Рики открыл холодильник, проинспектировал скудное содержание полок.
– Чаю или покрепче?
– Что?
Чико заглянула в кухню.
– А, чаю, конечно… А в душ можно?
Он махнул рукой в сторону спальни:
– Туда. И это… Ты бы сняла мокрое. Затемпературишь, и что тогда?
– А что я надену? У тебя тут есть во что переодеться? Сам-то чего не оденешься?
Она посчитала, что это его дом. Сказать ей, что ошиблась? Может, и не стоит – кто знает, как она себя поведет. Сейчас вроде спокойна, шарится себе по периметру, как любопытная кошка.
Он задумался буквально на пару секунд, вытаскивая на стол хлеб и сыр. Потом пошел в спальню, сдвинул дверцу стенного шкафа. Рассчитывать на полный гардероб не приходится, но должна же Нини держать тут хоть какие-то тряпки. Повезло – на полочках были аккуратно сложены черные спортивки, худи и несколько черных футболок. Как в магазине. На вешалках висели три пиджачка: шелковый, хлопковый и еще какой-то блестящий. Черные. Нини одевалась только в черное, допустимым считала алый шарфик или красную майку под черный блейзер к черным же брюкам.
Ее дед с бабкой в свое время приехали с Корсики, и Нини, несмотря на влитый в вены мощный поток португальской крови, считала себя корсиканкой, даже язык изучала. Не французский, а корсу, разновидность итальянского, почти забытый на самом острове, но модный среди выходцев с Корсики. Найти нынче курсы в интернете не сложно, а чему тебя учат и имеет ли это отношение к настоящему языку – бог весть, да и не важно. Важны процесс и ощущение причастности.

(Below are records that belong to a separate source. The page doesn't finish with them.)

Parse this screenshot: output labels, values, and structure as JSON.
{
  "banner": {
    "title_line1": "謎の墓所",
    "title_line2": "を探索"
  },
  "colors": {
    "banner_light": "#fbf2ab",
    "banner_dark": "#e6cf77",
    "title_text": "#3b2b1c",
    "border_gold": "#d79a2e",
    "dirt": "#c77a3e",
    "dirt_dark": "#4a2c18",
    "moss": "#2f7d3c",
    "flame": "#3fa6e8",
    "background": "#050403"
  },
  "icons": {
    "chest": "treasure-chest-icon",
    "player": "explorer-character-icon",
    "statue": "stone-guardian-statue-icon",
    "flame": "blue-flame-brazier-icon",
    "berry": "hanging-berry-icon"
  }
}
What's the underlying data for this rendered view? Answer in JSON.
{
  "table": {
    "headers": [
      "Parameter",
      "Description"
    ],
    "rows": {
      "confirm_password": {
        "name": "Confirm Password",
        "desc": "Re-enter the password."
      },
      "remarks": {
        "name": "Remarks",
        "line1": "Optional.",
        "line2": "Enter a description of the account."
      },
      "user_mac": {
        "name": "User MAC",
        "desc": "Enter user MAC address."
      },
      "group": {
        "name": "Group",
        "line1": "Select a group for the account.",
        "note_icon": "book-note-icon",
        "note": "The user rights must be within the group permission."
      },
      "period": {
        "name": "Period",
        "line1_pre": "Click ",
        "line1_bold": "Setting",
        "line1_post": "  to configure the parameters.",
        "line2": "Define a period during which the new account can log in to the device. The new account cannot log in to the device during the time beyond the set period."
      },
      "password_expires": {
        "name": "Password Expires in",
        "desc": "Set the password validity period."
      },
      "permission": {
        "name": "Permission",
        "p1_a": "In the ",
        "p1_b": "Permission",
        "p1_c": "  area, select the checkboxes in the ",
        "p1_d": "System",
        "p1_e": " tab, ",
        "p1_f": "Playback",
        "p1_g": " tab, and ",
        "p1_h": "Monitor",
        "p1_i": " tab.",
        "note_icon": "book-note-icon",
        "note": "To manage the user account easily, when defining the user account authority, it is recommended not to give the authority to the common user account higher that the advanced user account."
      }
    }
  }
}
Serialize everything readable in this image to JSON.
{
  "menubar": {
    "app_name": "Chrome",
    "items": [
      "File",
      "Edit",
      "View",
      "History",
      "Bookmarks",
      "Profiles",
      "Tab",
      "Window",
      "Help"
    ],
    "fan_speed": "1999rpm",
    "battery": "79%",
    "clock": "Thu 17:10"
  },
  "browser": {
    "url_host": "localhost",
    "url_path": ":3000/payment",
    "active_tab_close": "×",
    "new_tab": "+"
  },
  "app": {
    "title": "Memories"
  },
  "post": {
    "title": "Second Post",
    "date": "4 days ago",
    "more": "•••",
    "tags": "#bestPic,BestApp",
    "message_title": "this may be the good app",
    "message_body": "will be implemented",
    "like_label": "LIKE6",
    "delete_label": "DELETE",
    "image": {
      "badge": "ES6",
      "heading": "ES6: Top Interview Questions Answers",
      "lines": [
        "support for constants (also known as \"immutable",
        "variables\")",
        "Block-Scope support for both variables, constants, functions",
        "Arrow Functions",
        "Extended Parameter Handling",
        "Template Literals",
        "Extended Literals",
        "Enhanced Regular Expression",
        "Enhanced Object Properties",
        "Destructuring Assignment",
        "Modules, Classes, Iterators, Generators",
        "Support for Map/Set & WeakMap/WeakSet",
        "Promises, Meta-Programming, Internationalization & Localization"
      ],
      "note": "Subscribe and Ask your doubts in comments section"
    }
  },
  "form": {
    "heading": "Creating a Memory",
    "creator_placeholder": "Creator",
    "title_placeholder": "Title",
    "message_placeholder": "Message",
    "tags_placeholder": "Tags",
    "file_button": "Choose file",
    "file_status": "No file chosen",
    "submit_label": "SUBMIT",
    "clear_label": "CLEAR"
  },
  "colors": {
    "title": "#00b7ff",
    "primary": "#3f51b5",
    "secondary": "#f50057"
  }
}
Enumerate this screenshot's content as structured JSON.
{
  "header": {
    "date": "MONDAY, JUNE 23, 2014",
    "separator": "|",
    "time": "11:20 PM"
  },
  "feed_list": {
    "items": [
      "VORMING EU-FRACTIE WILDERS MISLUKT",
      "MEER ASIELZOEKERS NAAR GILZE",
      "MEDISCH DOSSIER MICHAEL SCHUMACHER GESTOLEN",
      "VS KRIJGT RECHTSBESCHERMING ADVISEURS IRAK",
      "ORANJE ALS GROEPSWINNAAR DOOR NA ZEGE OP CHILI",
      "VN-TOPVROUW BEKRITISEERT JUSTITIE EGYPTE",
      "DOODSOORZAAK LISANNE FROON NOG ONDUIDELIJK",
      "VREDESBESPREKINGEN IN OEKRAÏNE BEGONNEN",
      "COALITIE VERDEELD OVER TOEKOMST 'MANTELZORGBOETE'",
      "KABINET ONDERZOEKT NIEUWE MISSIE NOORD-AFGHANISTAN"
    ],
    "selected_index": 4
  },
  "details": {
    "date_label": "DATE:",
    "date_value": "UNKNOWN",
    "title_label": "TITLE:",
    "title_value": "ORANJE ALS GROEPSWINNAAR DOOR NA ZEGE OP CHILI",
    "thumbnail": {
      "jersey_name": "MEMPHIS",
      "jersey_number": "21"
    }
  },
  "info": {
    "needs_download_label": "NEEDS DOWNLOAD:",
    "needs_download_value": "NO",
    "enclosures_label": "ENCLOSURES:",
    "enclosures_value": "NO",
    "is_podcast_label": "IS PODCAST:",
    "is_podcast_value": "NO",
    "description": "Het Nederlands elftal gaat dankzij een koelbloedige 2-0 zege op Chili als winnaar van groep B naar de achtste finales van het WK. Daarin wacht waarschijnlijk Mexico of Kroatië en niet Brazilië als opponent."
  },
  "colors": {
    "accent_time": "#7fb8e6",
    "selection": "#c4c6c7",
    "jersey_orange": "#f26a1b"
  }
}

Он взял с полки две одинаковые футболки и две пары трикотажных штанов. Прикинул – ему должно быть впору, Нини такого же роста, как он. А вот его высокой спутнице штанцы будут коротковаты. Но это не важно.
Чико стояла под душем. Она изрядно замерзла под дождем, и теперь пустила воду погорячее. Мокрые джинсы, свитер и непродувашка валялись кучей на полу, на закрытой крышке унитаза лежали чужие вещи, которые она собиралась надеть.
Вчера она так же стояла под струями в номере гостиницы. Боялась выйти и увидеть голого мужика, который, возможно, потребует от нее того, чего она не хочет… не может… Прошли сутки. Все повторяется: чужая территория, чужой душ и там, за дверью, чужой мужик, практически голый. Почему сейчас это ее совершенно не беспокоит? Она страшно вымоталась – поэтому?..
Она хочет есть. Она вообще ела сегодня?
Она ужасно хочет спать. Все равно на чем. Кровать, диван, ковер на полу – сгодится все.
И она боится. Того страшного рыжего убийцу, что гонится за ними и за ее братом. После всего этого на привычные страхи ее уже не хватает. Потенциально опасный мир за стенами? Она промчалась сквозь него: такси, бег по подземелью, ворованный мотороллер, самолет, грозивший рухнуть в океан.
Этот лысый человечек, который заговаривал ей зубы утром, когда от простой ходьбы по пустому городу ее коробило, тащил за руку, обнимал, ругал, решал ее проблемы. Может быть, дело в нем? Или это в ней самой что-то изменилось? Срослось, склеилось, разорванное пять лет назад? Срослось насовсем или на время?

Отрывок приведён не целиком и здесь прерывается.